Tilbury Town
Jerome Shea July 28, 2009 Weekend Wonk
Another wonk about a poet. But unlike William Topaz McGonagall or Julia Ann Moore, I am talking about a very good poet, Edwin Arlington Robinson, who seems to have dropped off the radar, and that’s a pity. The man won the Pulitzer Prize three times. His long poem, Tristram (part of his trilogy on the Arthurian cycle), was a best seller in 1927. But by mid-century all that kept his reputation bumping along were two or three poems—“Richard Cory,” “Mr. Flood’s Party,” “Miniver Cheevy,” perhaps—that were staples in most anthologies, and yet his Collected Poems is a doorstop of a book, running to almost 1500 pages. Perhaps most of his poems do deserve obscurity, but his portraits of the denizens of Tilbury Town, such as those mentioned above and a handful more, are miniature masterpieces.
Edwin Arlington Robinson—the poor man was called Edward half the time, and even Robertson once—was born at Head Tide, Maine, in 1869, though he is always associated with Gardiner, Maine, where the family moved in 1870. He parceled his life out between Gardiner (the fictitious Tilbury Town), the MacDowell Colony in New Hampshire, and New York City. He never married, and died in New York City in 1935. In his 2007 biography, Scott Donaldson calls Robinson “our first truly modern poet.” The Victorian poets (Tennyson, Arnold) and their American counterparts (Longfellow, Bryant) were in decline toward the century’s close, as was their Victorian world-view. A new sensibility was being born, one that did not eschew rhyme and meter but that also saw the world with a wary, if not jaundiced, eye. A.E. Housman (“Loveliest of trees, the cherry now / Is hung with bloom along the bow”) and E. A. Robinson are cut from the same bolt of cloth, speak in almost identical new voices.
Like Dickens and H.H. Munro, Robinson had a genius for names: Miniver Cheevy, Eben Flood, Aaron Stark, Fleming Helphenstine. Consider “The man Flammonde, from God knows where….” The name suggests both “flamboyant” and “worldly,” but is he a savior or a charlatan? We’ll never know and always doubt (“What small satanic sort of kink / Was in his brain…?”). I find it the most unsettling of his many unsettling poems.

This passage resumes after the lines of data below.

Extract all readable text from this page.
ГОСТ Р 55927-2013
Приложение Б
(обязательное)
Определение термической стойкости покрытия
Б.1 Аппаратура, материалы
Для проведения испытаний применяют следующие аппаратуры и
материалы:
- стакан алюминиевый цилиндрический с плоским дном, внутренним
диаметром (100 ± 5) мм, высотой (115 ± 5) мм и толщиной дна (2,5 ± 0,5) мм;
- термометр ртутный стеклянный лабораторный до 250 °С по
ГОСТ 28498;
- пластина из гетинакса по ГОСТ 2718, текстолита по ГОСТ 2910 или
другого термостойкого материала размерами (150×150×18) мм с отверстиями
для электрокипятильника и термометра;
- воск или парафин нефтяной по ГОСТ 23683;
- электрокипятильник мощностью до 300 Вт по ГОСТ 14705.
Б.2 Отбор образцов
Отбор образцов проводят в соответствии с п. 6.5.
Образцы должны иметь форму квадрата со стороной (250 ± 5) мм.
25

He had a genius, too, for the aphoristic line. In fact, I got to thinking about Robinson a couple of weeks ago when I quoted a line to a forlorn friend: “Familiar as an old mistake, / And futile as regret.” No, that’s not Miniver Cheevy, it’s Bewick Finzer, in whom shines “The cleanliness of indigence / The brilliance of despair.” And the music! Consider the skirling rhythm of “John Evereldown” (“Where are you going to-night, to-night, / Where are you going, John Evereldown?”) who “follow[s] the women wherever they call…God knows I pray to be done with it all, / But God is no friend to John Evereldown.” He is almost comic in his lust. (Elsewhere, Robinson refers to him as “that skirt-crazed reprobate.”) And then we have Luke Havergal, who suffers the torments of lost love in a poem vibrant with the horror of a Poe or a Lovecraft. Hear how Robinson makes these lines prance like a horse in dressage, quick-stepping at the end: “Out of a grave I come to tell you this / Out of a grave I COME to QUENCH the KISS / That FLAMES….”). Wow. This is not just a great poet but a superb craftsman. His monogram—EAR—is a perfect and true pun.
Surely everyone knows “Richard Cory.” He is the model of a perfect gentleman, a man who bears his good fortune with civility and grace. So the last stanza hits us like a brickbat:
So on we worked, and waited for the light,
And went without the meat, and cursed the bread;
And Richard Cory, one calm summer night,
Went home and put a bullet through his head.
Sixteen simple lines. A lesser poet would need twice that.
Death and loss, irony and pathos. It’s all there in these hapless creatures. If you don’t know Richard Cory, I’ll bet you know old Eben Flood, who throws himself a party as he totters home in the moonlight. It is a wonderful comic performance, this picture of a drunken old coot who treats his jug as a mother would treat her baby (“He set the jug down slowly at his feet / With trembling care, knowing that most things break”). That line should have forewarned us that this poem is going to break our hearts, that Eben Flood is brother to Sir Bedivere, bereft of his king and of all the life that he ever knew:
“For auld lang syne.” The weary throat gave out,
The last word wavered, and the song was done.
He raised again the jug regretfully
And shook his head, and was again alone.
There was not much that was ahead of him,
And there was nothing in the town below—
Where strangers would have shut the many doors
That many friends had opened long ago.
Get thee to the nearest library and check out some Robinson. You’ll thank me.